На другой стене, у эскалатора, ведущего вниз, тоже находится гигантский экран, и одним нажатием кнопки компьютерный дизайнер смог бы наполнить его водой и запустить в него разноцветных рыбок-клоунов и рыбок-хирургов, но эта стена посвящена цитатам из научных трудов. Каждый раз, когда кто-нибудь опубликует научный труд, будь то курсовая, диплом, диссертация, статья или книга, его помещают в электронную библиотеку кафедры. Автора при регистрации просят выделить предложение или два, которые затем будут выведены на огромный экран рядом с эскалатором. Эти цитаты пишутся разными цветами: небесно-голубым, синим, желтым, лимонным, серебряным; они медленно перемещаются по стене, так что тоже чем-то похожи на рыбок. Когда сотрудники кафедры едут на эскалаторе в кафетерий или из него, они могут прочитать цитаты из трудов коллег или студентов. Большинство пользуется случаем, чтобы насладиться собственной мудростью.

Пол в холле выложен белым мрамором. За стойкой администратора, за лифтами и лестницами, ведущими в кабинеты сотрудников, находится дзен-садик размером около десяти квадратных метров с круглыми камнями и маленьким красным мостиком, ведущим через узкий ручей, который заканчивается фонтанчиком. Там стоит низкий деревянный стол и два шезлонга в стиле Ле Корбюзье (комбинация, которую можно посчитать почти гениальной или возненавидеть как апогей дурного вкуса). Здесь можно в тишине и покое обсуждать футуристическо-лингвистические проблемы.

Кафедра футуристической лингвистики очень молодая, она появилась на свет благодаря огромным ассигнованиям из государственного бюджета.
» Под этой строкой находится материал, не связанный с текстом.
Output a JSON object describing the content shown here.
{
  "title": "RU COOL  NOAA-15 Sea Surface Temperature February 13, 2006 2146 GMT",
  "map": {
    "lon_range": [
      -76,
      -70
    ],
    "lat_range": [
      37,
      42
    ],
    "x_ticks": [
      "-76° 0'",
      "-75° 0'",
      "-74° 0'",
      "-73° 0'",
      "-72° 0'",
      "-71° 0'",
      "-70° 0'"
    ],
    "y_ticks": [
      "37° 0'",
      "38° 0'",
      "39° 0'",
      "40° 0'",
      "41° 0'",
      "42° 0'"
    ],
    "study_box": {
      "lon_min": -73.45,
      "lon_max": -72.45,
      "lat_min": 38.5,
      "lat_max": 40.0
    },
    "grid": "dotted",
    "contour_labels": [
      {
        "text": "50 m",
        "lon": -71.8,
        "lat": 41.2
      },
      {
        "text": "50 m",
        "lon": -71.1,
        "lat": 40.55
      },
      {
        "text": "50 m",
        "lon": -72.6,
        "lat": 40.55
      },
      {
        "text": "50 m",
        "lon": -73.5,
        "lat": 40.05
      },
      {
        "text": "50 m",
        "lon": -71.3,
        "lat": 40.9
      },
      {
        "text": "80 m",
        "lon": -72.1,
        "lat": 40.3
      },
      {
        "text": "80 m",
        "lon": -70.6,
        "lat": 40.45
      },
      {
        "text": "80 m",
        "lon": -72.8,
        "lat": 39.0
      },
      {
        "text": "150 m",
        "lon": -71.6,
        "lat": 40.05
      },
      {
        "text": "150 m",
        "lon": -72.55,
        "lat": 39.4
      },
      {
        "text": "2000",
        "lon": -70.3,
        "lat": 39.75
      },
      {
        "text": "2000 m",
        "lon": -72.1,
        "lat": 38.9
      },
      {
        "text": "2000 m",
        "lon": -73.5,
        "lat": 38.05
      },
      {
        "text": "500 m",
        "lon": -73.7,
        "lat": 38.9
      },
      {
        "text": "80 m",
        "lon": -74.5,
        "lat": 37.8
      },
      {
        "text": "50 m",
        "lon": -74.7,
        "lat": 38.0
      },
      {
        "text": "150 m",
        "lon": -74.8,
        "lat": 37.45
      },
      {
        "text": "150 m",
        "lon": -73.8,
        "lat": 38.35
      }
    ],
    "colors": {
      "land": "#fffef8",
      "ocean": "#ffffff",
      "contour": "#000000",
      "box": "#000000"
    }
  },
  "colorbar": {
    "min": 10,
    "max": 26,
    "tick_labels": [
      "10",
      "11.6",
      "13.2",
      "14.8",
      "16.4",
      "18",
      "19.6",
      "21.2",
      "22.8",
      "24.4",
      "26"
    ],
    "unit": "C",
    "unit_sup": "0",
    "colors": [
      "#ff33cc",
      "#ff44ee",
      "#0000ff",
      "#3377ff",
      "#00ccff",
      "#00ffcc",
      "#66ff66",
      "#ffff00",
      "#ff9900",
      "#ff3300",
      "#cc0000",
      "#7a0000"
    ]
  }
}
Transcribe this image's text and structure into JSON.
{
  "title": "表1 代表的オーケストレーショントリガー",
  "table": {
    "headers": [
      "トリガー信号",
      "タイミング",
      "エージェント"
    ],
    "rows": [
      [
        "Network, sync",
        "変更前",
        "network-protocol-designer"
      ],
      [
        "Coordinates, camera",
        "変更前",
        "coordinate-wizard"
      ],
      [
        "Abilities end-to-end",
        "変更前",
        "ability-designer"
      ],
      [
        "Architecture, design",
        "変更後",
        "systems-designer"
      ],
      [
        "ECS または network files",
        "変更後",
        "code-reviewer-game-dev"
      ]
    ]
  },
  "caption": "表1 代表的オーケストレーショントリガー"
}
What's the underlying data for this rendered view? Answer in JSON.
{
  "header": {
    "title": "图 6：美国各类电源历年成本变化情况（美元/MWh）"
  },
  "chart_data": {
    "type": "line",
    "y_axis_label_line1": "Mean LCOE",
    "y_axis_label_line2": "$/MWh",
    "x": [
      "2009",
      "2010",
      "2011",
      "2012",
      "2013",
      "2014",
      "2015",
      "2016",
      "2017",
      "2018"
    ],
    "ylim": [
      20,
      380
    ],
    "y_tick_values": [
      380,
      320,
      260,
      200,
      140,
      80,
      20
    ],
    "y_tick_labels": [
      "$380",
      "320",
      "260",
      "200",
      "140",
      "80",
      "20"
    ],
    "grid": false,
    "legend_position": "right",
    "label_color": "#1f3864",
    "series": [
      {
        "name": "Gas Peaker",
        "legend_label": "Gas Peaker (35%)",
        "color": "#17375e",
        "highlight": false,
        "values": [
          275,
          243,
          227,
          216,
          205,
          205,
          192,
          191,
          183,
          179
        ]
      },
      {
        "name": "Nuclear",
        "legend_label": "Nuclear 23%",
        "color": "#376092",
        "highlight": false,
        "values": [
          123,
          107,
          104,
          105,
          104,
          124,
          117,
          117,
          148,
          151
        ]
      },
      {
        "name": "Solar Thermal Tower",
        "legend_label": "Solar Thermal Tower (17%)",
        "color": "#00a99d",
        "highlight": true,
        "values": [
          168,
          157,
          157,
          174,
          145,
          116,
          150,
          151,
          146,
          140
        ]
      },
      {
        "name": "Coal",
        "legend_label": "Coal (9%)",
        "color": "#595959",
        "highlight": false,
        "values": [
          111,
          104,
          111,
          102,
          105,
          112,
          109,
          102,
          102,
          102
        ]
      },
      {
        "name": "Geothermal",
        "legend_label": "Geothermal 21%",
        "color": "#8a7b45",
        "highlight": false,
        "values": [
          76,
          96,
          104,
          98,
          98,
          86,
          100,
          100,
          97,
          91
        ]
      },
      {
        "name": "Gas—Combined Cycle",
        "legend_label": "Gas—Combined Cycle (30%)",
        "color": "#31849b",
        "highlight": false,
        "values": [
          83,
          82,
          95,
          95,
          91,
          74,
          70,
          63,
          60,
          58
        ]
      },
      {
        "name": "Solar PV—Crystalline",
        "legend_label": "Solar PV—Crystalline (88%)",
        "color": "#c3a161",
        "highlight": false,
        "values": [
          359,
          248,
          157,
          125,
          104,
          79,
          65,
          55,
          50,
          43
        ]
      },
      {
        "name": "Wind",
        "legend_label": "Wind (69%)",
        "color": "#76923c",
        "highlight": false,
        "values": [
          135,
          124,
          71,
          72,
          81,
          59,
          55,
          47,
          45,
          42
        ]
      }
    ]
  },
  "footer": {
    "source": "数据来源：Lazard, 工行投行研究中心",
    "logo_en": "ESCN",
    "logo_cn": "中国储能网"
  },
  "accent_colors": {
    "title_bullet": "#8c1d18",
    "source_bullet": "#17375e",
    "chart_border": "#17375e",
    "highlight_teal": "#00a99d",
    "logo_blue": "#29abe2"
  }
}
Их предоставления добился министр, который наверняка испытывал слабость к языкознанию, после интенсивного лоббирования со стороны некоторых сотрудников гуманитарного факультета (только что переименованного и до того называвшегося историко-философским факультетом), обладавших даром убеждения и умевших расположить к себе, к тому же распоряжавшихся крупными суммами денег, выделенных на представительские расходы.

Иные политики оставляют глубокий след в истории. Многие начинают войны, некоторые прекращают их, другие возводят себе памятники или обелиски, одни прокладывают дороги в родных местах, другие проводят большие и маленькие реформы государственной администрации, школьной или университетской системы в надежде на то, что это обеспечит им место в книге вечной памяти. Один такой политик построил здание новой лингвистической кафедры из гранита, мрамора, стекла и стали.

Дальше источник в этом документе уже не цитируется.